Ja und nein! Wenn man die Liebe auf Nächstenliebe reduziert, präsentieren sich alle drei monotheistischen Weltreligionen als große Befürworter. Wenn man jedoch die Sexualität dazu nimmt, warten sie alle drei, wenn auch in unterschiedlicher Intensität, mit einer ganzen Armada von Tabus, Verboten und Strafen auf. Aber ist diese Frage in unserer liberalen Gesellschaft überhaupt noch von Bedeutung?

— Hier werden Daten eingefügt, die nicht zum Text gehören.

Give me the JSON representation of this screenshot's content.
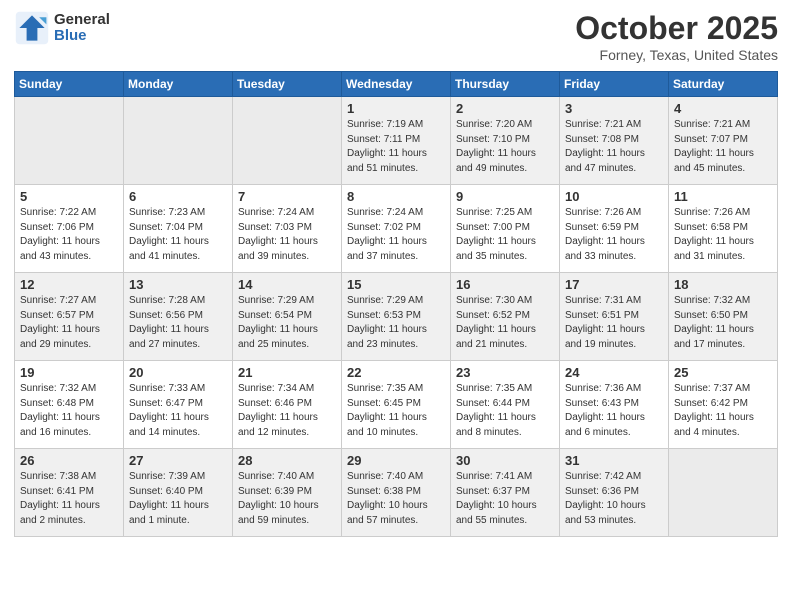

Ja. Denn wir erleben weltweit eine Rückkehr der Prüderie, einen Aufmarsch nationalistischer, radikalreligiöser Kräfte. Der Ursprung davon, nicht der Auslöser, zumindest in der Welt der monotheistischen Religionen, liegt in der Bibel. Auf den ersten Seiten des Alten Testaments erfahren wir etwas über eine „Sintflut“. Es liest sich wie die Geschichte einer Naturkatastrophe, bei der, bis auf wenige Auserwählte, alle Menschen sterben. Diese Naturkatastrophe wird als Strafe Gottes für die Sündhaftigkeit der Menschen verkauft. Wenn man den Text genauer anschaut, entdeckt man, dass diese Sünde in nichts weiter bestand als in der Liebe, im sexuellen Begehren und in der Toleranz unterschiedlicher Ethnien und Religionen über ihre ethnischen, religiösen Grenzen hinaus. Toleranz wurde mit der Vernichtung der gesamten Menschheit bestraft. Das, was wir heute pluralistische Gesellschaft nennen, gab es schon im Altertum. Sobald sich größere Machtzentren bildeten, in denen unterschiedliche Ethnien und Religionen in einer Gesellschaft zusammen lebten, führte kein Weg an gegenseitiger Toleranz vorbei. Aus dieser
Toleranz entwickelten sich Verständnis, Respekt und Liebe, immer wieder angefeuert von
sexuellem Begehren. Das aber wurde im Alten Testament als „Hurerei mit fremden Göttern“ bezeichnet und immer wieder mit Vernichtung, ja mit Völkermord bestraft.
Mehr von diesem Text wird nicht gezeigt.